De onderzoekers ontdekten ook dat de koolstofopslag over de onderzoekslocatie gelijkmatig was verdeeld in de jaren vóór branduitsluiting. Het branduitsluitingsbeleid, echter, stimuleerde de groei van minder vuurbestendige boomsoorten die de voorkeur geven aan schaduw en nattere omstandigheden. Deze bomen verplaatsten de concentratie van boskoolstof naar valleibodems en gebieden met nattere bodems.
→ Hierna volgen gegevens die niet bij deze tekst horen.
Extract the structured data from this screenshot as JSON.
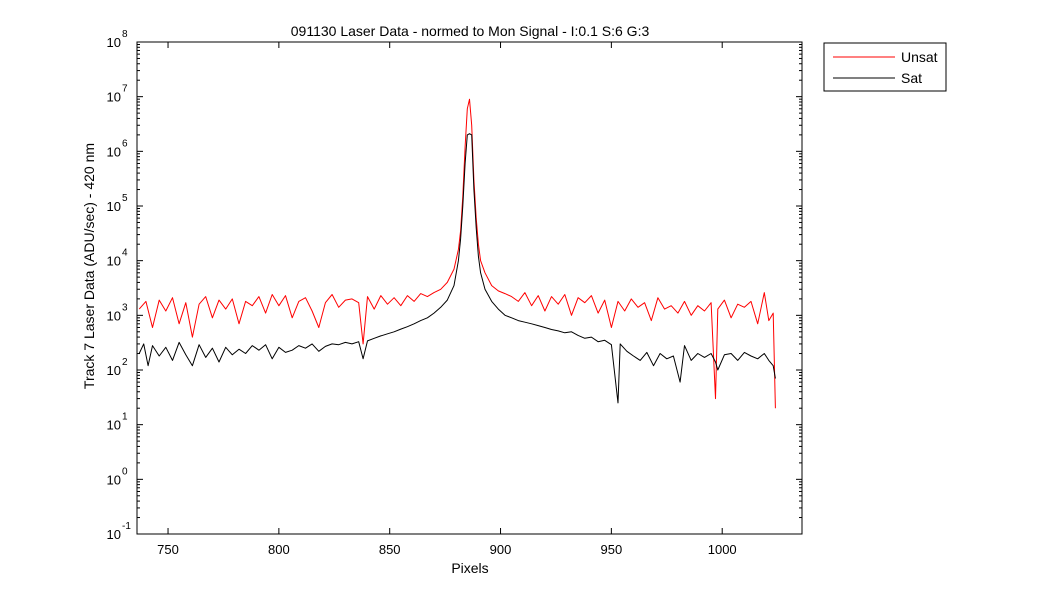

De Rim Fire brandde minder zwaar in deze gebieden en versterkte de geografische verschuiving in de koolstofopslag in bossen.
"Nadenken over koolstofopslag in termen van waar het zich daadwerkelijk op landschapsschaal bevindt, is zinvol als je wilt zorgen voor koolstofopslag in de toekomst, " zei Harris. "Voor een landbeheerder die kijkt waar ze een voorgeschreven vuur willen gebruiken om oppervlaktebrandstoffen te verminderen, of waar ze misschien door het bos willen gaan om het brandgevaar te verminderen, het hebben van dit ruimtelijke perspectief kan echt waardevol zijn."
Andere auteurs van het onderzoek zijn onder meer voormalig Penn Staters Andrew Scholl, Staatsuniversiteit van Kent, en Amanda Jong, Universiteit van Alaska; en Becky Estes, USDA Bosdienst.